Of course, the other mandate of the Fed came in the ’70s when Hubert Humphrey and other leftist weirdo morons changed the Fed’s charter to include a mission to, somehow, with magic perhaps but certainly with creating more and more money and driving interest rates down and down, always maximize employment. Maximize employment! How convenient an excuse for the Fed to create more money!

And speaking of maximizing, I thought I had, with this one statement by the chairman of the Federal Reserve to purposely create the horror of higher inflation, maximally achieved a state of complete loathing for the Federal Reserve.

With my newfound Maximum Mogambo Contempt (MMC) for Ben Bernanke and the Federal Reserve, you can imagine that I was not very surprised to see an essay with the title “Three Horrifying Facts About the US Debt Situation” by Graham Summers of

Initially, I was “ho-hum” mostly because I can, offhand, think of about a thousand horrifying facts about the US debt situation, and that is all without even touching upon the inflationary horror of the federal government deficit-spending untold trillions of dollars per year, year after year, increasing the national debt by borrowing an avalanche of money that the foul Federal Reserve magically creates out of thin air, and that the Federal Reserve will itself use, in an outrageous episode of historically treacherous monetary infamy known as “monetizing the debt,” to buy the trillions and trillions of T-bonds, a terrifying example of fiscal and monetary insanity that will, to wax poetic, reverberate through the ages.

You can tell by the way I ended that paragraph with a mere period instead of an exclamation point to denote horror and terror that I was pretty bored.

Well, I was, until he went on that, firstly, “The US Fed is now the second largest owner of US Treasuries” after just recently overtaking the stash of US bonds owned by Japan, “leaving China as the only country with greater ownership of US Debt.”

To his credit, he went on that the horror is that “we’re printing money to buy it. Setting aside the fact that this is abject lunacy, this policy is trashing our currency which has fallen 13% since June…as in four months ago. Want an explanation for why stocks, commodities, and gold are exploding higher?”

I raised my hand to make a comment about how, “We’re Freaking Doomed!” but before I could interrupt, he went on that, secondly, “There are only about $550 billion of Treasuries outstanding with a remaining maturity of greater than 10 years.”
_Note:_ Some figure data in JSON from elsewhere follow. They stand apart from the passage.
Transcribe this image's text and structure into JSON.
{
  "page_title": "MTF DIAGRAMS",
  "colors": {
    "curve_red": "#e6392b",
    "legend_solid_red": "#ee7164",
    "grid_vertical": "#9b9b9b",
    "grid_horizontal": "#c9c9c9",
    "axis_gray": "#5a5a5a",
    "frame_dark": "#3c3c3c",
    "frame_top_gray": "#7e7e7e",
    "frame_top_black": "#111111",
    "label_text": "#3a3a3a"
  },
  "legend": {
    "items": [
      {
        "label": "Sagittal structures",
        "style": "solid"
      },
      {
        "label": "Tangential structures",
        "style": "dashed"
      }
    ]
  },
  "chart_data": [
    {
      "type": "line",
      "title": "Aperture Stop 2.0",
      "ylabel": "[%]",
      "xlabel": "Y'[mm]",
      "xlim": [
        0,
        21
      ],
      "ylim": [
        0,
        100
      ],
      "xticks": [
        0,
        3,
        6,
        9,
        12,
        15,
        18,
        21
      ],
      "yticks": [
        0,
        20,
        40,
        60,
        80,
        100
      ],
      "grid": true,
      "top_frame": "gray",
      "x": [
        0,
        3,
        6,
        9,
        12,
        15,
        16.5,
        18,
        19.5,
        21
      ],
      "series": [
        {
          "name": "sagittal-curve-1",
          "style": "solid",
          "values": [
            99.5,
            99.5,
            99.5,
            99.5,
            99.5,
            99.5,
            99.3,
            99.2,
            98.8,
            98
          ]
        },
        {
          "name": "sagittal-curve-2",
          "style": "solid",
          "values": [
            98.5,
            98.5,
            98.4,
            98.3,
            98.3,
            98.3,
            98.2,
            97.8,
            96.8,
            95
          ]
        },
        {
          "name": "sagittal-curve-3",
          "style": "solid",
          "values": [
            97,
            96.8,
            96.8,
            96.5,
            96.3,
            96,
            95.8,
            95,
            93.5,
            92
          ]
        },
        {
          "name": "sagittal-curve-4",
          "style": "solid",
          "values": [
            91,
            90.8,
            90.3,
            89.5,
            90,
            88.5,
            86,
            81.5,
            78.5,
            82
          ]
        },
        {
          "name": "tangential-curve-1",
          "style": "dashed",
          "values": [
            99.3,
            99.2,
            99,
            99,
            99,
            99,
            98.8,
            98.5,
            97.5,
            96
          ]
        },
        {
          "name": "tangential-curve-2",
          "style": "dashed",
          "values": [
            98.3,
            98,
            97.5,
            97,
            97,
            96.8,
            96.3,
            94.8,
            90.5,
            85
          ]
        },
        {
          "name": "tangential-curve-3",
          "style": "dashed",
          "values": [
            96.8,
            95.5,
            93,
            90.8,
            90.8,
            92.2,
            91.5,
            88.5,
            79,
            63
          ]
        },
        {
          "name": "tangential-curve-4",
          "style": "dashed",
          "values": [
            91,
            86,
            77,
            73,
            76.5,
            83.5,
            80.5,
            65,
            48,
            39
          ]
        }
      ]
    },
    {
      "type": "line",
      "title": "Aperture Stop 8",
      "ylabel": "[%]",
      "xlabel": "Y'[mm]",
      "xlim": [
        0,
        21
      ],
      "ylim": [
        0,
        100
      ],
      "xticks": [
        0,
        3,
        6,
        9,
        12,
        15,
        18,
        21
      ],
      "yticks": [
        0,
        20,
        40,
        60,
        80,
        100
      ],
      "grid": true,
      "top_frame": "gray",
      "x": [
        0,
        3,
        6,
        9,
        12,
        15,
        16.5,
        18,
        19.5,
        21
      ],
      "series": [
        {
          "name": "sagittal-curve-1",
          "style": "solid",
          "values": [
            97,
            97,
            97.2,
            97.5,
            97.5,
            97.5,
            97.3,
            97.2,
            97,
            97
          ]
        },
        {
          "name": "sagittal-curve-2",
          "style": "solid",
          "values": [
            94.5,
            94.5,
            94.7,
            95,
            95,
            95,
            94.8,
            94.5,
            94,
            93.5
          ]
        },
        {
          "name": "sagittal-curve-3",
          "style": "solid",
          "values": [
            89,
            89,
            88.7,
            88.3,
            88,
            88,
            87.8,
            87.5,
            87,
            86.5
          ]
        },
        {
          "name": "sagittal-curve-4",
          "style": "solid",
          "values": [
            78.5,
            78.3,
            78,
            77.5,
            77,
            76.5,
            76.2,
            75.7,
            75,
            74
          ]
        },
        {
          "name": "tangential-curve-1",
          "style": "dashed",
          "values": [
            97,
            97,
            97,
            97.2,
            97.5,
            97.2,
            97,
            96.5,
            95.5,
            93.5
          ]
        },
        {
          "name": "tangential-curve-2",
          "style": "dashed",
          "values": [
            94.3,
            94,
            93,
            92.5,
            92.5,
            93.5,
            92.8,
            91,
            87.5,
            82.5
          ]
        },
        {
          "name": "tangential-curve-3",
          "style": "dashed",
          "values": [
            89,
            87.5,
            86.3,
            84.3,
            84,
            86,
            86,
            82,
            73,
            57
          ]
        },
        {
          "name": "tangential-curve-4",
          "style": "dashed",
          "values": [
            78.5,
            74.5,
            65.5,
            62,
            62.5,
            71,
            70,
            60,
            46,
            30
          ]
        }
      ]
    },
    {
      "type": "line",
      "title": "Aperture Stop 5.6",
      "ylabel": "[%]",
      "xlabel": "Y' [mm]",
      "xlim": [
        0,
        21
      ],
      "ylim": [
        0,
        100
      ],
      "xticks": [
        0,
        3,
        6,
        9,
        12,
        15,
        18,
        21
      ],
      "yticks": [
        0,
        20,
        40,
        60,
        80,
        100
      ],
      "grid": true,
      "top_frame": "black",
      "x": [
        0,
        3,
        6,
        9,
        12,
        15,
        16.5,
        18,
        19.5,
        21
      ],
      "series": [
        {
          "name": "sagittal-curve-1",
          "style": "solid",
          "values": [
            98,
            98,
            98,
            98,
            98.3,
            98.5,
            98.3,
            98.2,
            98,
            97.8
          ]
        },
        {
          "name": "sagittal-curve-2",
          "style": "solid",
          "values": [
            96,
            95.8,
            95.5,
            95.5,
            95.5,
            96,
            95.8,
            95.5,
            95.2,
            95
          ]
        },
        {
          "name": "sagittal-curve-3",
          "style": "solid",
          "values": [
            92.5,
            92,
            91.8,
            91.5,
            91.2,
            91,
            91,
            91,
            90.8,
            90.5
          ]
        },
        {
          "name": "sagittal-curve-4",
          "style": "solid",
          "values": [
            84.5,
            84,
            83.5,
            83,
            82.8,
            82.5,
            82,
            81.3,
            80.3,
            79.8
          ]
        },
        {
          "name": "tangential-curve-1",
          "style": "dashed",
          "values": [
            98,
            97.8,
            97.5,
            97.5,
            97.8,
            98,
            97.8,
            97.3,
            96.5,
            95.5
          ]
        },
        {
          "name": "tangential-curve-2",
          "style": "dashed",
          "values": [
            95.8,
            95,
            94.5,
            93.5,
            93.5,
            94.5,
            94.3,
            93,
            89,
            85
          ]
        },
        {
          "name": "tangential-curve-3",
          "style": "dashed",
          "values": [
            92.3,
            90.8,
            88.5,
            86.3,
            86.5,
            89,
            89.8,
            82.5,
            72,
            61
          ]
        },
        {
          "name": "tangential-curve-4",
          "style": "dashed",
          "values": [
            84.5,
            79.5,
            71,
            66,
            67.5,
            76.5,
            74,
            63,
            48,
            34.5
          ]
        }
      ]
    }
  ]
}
Out of all this, he deduces the third point, which is that “The US will Default on its Debt.”

Apparently, he had a second thought about that “will default” thing, as he says, correctly, “either that or experience hyperinflation. There is simply no other option.”

I am happy to see that Mr. Summers still maintains some of that sunny optimism of youth, a quality that I completely lost years ago when the realization of the immense degree of stupidity and corruption in the world crushed my hopes, when he says that there are no other options except default or hyperinflation.

I say, ominously, which explains the scary and ominous soundtrack, that the other option is (pause for effect) “both.”

And speaking of “both” if ever there was a time when you should buy both gold and silver, this is it! And the fact that you can get them by merely plunking down depreciating Federal Reserve Notes in payment should make you giddy with delight, so that you giggle as you say, “Whee! This investing stuff is easy!”